For the past two years, Key Peninsula residents have been able to get free medical attention twice a week at the Key Free Clinic next door to the Key Center Library.
According to Jessica Schlicher, one of the clinic’s doctors and a board member, the clinic was started in 2012 by a group of residents that included doctors Bill Roes, Jim Patterson, Susan Bouterse and others.
“We offer full spectrum walk-in primary care,” Schlicher said. “We do sports physicals and we try to handle anything that comes in. If someone has an emergency like a heart attack or stroke and needs to be hospitalized, we usually send them to St. Anthony Hospital because it’s closest.”
Typically, clinic physicians see and treat conditions such as emphysema ands asthma, and people with weight loss who might have some underlying condition such as undetected cancer, high blood pressure, diabetes and back pain.
“It’s really the full spectrum of primary care,” Schlicher said. “The clinic treats patients of all ages, but mostly adults, since most children are covered by Medicaid.”
And it’s all free.
“There’s no cost whatsoever and we don’t collect any personal information,” Schlicher said.
“It’s all confidential,” said Maureen Barta, a registered nurse who volunteers at the clinic. “We don’t care what their history is or what their background is. There’s no requirement for a pay stub and patients don’t have to give information about their employer.
“We’re here for people for whatever issue they have. We can help them get whatever they need,” Barta said.

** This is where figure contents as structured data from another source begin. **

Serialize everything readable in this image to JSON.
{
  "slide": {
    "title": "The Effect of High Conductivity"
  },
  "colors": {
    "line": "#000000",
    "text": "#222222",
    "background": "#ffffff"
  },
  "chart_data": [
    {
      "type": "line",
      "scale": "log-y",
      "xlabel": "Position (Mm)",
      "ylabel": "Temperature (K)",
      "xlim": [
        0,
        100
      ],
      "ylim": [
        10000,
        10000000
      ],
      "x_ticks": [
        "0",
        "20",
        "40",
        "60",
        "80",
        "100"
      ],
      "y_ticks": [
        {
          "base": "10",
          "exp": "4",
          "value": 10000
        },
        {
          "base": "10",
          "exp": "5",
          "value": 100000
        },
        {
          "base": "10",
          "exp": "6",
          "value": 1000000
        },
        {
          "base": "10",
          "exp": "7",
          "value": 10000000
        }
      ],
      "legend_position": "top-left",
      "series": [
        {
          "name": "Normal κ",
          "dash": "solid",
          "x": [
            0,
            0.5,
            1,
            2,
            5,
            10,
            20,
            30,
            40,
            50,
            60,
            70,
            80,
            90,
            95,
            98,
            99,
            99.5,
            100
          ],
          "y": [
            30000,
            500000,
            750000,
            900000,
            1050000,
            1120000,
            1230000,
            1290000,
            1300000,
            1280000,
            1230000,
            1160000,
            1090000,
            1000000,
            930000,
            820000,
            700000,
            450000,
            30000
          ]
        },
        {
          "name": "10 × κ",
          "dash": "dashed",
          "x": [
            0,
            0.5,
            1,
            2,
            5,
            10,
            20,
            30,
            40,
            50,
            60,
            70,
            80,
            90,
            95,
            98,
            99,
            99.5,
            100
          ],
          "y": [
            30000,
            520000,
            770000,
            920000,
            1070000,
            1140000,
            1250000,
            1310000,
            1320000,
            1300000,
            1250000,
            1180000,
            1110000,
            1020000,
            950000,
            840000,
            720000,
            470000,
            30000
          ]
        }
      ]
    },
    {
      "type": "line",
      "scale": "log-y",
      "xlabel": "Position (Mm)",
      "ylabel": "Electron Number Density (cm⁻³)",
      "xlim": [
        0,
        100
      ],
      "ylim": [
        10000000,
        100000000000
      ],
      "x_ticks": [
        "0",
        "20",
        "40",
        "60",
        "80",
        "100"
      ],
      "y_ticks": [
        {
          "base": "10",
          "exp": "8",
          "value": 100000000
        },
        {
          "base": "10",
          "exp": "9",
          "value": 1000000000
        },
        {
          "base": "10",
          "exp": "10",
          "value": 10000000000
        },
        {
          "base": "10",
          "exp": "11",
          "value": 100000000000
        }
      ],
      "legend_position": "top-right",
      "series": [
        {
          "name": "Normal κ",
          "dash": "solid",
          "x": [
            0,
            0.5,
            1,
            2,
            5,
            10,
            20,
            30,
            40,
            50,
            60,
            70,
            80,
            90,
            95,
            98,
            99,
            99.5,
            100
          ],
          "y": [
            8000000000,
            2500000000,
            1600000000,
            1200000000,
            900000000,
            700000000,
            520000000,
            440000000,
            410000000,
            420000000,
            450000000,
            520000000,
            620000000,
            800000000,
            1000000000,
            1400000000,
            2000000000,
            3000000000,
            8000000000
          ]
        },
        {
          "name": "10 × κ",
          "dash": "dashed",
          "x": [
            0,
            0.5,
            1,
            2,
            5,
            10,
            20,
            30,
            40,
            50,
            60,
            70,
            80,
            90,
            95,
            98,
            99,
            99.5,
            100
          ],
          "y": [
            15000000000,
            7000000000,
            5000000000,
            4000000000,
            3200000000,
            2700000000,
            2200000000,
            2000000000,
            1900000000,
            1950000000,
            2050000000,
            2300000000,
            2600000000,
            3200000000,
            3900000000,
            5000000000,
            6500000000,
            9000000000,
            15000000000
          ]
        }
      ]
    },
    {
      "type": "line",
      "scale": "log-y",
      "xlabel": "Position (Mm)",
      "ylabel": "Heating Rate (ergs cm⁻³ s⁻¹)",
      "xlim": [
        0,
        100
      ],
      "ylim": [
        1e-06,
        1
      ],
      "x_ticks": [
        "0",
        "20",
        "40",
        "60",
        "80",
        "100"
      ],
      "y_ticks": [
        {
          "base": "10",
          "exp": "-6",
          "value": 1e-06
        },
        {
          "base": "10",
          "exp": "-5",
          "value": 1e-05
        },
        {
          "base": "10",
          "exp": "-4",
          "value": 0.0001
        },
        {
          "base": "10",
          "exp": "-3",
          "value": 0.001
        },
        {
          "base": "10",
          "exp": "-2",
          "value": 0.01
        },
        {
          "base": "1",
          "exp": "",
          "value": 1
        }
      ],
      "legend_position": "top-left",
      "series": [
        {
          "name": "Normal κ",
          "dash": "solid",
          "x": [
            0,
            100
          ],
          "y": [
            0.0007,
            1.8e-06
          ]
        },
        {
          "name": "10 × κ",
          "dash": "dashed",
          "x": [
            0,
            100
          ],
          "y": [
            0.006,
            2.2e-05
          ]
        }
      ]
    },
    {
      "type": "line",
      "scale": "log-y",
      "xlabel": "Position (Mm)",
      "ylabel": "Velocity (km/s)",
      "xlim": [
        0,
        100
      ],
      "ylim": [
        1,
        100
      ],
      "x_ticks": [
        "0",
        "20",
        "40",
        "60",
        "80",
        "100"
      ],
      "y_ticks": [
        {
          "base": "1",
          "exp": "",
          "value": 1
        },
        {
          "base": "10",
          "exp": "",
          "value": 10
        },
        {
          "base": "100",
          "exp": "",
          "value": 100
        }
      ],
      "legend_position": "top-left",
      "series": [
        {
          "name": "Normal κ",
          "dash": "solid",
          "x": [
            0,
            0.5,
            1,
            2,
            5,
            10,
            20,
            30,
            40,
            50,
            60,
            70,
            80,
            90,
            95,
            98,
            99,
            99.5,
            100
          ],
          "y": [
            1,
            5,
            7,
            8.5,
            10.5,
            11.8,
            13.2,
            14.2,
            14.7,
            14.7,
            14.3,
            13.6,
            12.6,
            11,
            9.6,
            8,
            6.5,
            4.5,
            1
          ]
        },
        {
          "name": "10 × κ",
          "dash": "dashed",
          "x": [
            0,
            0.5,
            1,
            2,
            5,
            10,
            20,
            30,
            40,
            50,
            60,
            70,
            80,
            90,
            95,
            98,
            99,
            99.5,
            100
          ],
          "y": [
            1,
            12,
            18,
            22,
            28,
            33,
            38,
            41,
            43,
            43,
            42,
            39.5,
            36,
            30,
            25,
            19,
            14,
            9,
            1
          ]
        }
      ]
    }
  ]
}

That includes help getting insurance, help getting special tests, X-rays or any other resources patients need, she added.
Doctors want to be in a position of helping the people who really need it, Schlicher said.
“It’s really fulfilling to be able to work here and I think we’ve helped a lot of people. We have a lot of people who, if their medical conditions were controlled, they’d still be working –– and it’s pretty devastating to those people.
“We have people who have very simple conditions and some who have problems that haven’t been treated for years and years. A lot of that is because many people out here are pretty independent and pretty self-sufficient and I really admire that,” she said.
Like Schlicher and Barta, all the clinic’s doctors and nurses are volunteers.
“We have an amazing group of doctors here and they all donate their time,” Barta said. “We have some of the best doctors in Gig Harbor. Some of them are retired but they’ve been in the area for 20 or 30 years. And a lot of them are still practicing. And they’re all here because they want to be here. Nobody’s paying them.”
Schlicher’s husband, Dr. Nathan Schlicher, also volunteers at the clinic. “He’s an ER doc and I’m in family practice so we sometimes have different perspectives on things, but we’re a good team,” Jessica Schlicher said.
This past summer the clinic had an outreach program of free sports physicals for kids who want to play sports.
“Sports physicals are really easy for us to do,” Schlicher said. “We look for inherited heart problems that might not have been detected, that might put young people at risk for sudden death.”
That was the reason that sports physicals were required in the first place, she said.
Another focus of the sports physicals outreach was concussions.
Key Free Clinic physicians discuss what a concussion is and why it’s so dangerous.
“If they hit their head really hard, even if they don’t pass out, they might have had a concussion,” Schlicher explained.
“They really need to be out of sports for seven days and be completely symptom-free before they go back. If they go right back into play after they’ve gotten a hard hit to their head, they can get what’s called ‘second hit syndrome’ which can cause death or even irreversible brain damage in young people,” she said in-between patients.
Nicole Brook, a new arrival to the Peninsula, took advantage of the clinic’s free physicals for her son. “I think it’s a great service,” she said. “We just moved here. I’m a student and we haven’t established a doctor yet and we’re waiting on health insurance and this was just right for us so our son can play sports.”
The clinic staff also emphasizes basic safety issues to their young patients –– things like the importance of wearing a seatbelt, or a helmet when they’re riding a bicycle or skateboard.
No appointment is necessary to be treated at the clinic. It’s all done on a first-come-first-seen basis, Barta said.
To Edwin Lopez, a two-time clinic user, the free clinic is a wonderful thing.
“There’s no need for anyone to be running around for assistance when they can come here and get all the help they need,” Lopez said. “Don’t be bashful, just come in and they’ll help you. They’re friendly and they’re very, very experienced,” he said.
“We have a lot of homeless people out here who walk, and it’s a wonderful thing that they can come in here and get their medicine or whatever they need twice a month,” Schlicher said.
All are welcome, Schlicher emphasized. “I like to remind people that when I was in medical school I didn’t have coverage and I went to clinics just like this.”
During November and December, the Key Free Clinic is open the second and third Thursdays (usually second and fourth Thursdays) of each month from 5:30-8 p.m. It’s located in the Key Professional Building next door to the Key Center Library and fire station.